Jika kita menengok ajaran-ajaran agama Islam, kita akan mendapati bahwa Islam mengatakan bahwa tujuan penciptaan adalah pemberian keuntungan dari pihak Tuhan kepada selain-Nya. Allah Swt menciptakan makhluknya supaya makhluk mendapatkan banyak keuntungan; bukannya supaya Allah Swt yang mendapatkan keuntungan.
Sebagai penutup harus diingatkan bahwa sebagaimana yang telah kita bahas mengenai makna “tujuan”, kini kita telah mengetahui bahwa tujuan hanya terwujud bagi para pelaku yang mana ia dan perbuatannya memiliki kekurangan dan dengan dicapainya tujuan, kekurangan tersebut dapat tercukupi.
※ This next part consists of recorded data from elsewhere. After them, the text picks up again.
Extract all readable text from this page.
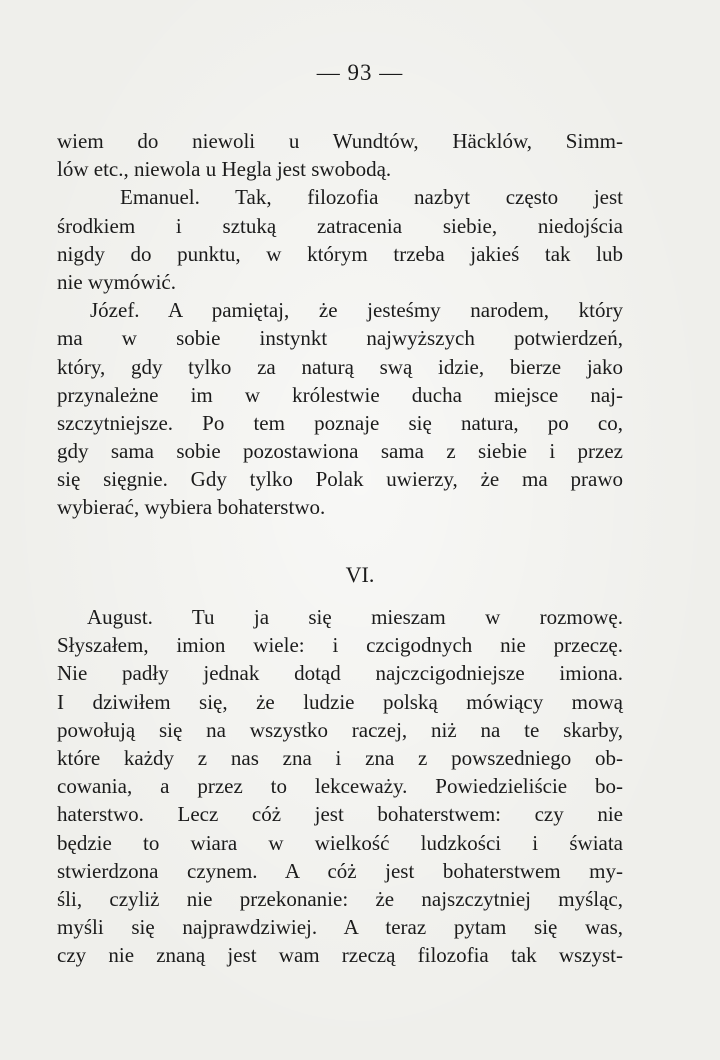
— 93 —
wiem do niewoli u Wundtów, Häcklów, Simm-
lów etc., niewola u Hegla jest swobodą.
Emanuel. Tak, filozofia nazbyt często jest
środkiem i sztuką zatracenia siebie, niedojścia
nigdy do punktu, w którym trzeba jakieś tak lub
nie wymówić.
Józef. A pamiętaj, że jesteśmy narodem, który
ma w sobie instynkt najwyższych potwierdzeń,
który, gdy tylko za naturą swą idzie, bierze jako
przynależne im w królestwie ducha miejsce naj-
szczytniejsze. Po tem poznaje się natura, po co,
gdy sama sobie pozostawiona sama z siebie i przez
się sięgnie. Gdy tylko Polak uwierzy, że ma prawo
wybierać, wybiera bohaterstwo.
VI.
August. Tu ja się mieszam w rozmowę.
Słyszałem, imion wiele: i czcigodnych nie przeczę.
Nie padły jednak dotąd najczcigodniejsze imiona.
I dziwiłem się, że ludzie polską mówiący mową
powołują się na wszystko raczej, niż na te skarby,
które każdy z nas zna i zna z powszedniego ob-
cowania, a przez to lekceważy. Powiedzieliście bo-
haterstwo. Lecz cóż jest bohaterstwem: czy nie
będzie to wiara w wielkość ludzkości i świata
stwierdzona czynem. A cóż jest bohaterstwem my-
śli, czyliż nie przekonanie: że najszczytniej myśląc,
myśli się najprawdziwiej. A teraz pytam się was,
czy nie znaną jest wam rzeczą filozofia tak wszyst-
Dengan demikian, jika perbuatan, yakni penciptaan tidak memiliki kekurangan sedikitpun (seperti Mujarrad Aqli dalam istilah Filsafat), maka tujuan dengan pengertian seperti ini tidak akan pernah ada.
Ya, para filsuf telah mengkaji lebih jauh dan mendapatkan kesimpulan bahwa sebenarnya tujuan perbuatan adalah kesempurnaan perbuatan tersebut dan tujuan pelaku adalah kesempurnaan pelaku. Perbuatan terkadang bertahap dan kesempurnaannya akan tercapai nanti setelah terlewatinya tahapan-tahapan tertentu; dan terkadang tidak bertahap, tidak bersifat materi, dan tidak bergerak. Jika kesempurnaannya tidak bertahap, maka wujud perbuatan adalah perbuatan itu sendiri dan juga tujuan serta kesempurnaannya.
Begitu juga dengan pelaku, terkadang ia memiliki kekurangan dan setelah melakukan suatu perbuatan tertentu ia dapat mencapai kesempurnaannya; dan terkadang juga sebaliknya, sang pelaku tidak berkekurangan, yakni sempurna. Jika pelaku tersebut sempurna, maka selain ia merupakan pelaku, ia sendiri adalah tujuan, serta kesempurnaannya. Oleh karena itu, tujuan Allah Swt dalam penciptaan alam semesta adalah diri-Nya sendiri. Dan tujuan perbuatannya, yakni penciptaan alam semesta, karena sebelumnya merupakan maujud yang berkekurangan, maka tujuannya adalah untuk menjadi alam yang sempurna. Dan tujuan dari alam yang sempurna, adalah alam yang sempurna itu sendiri.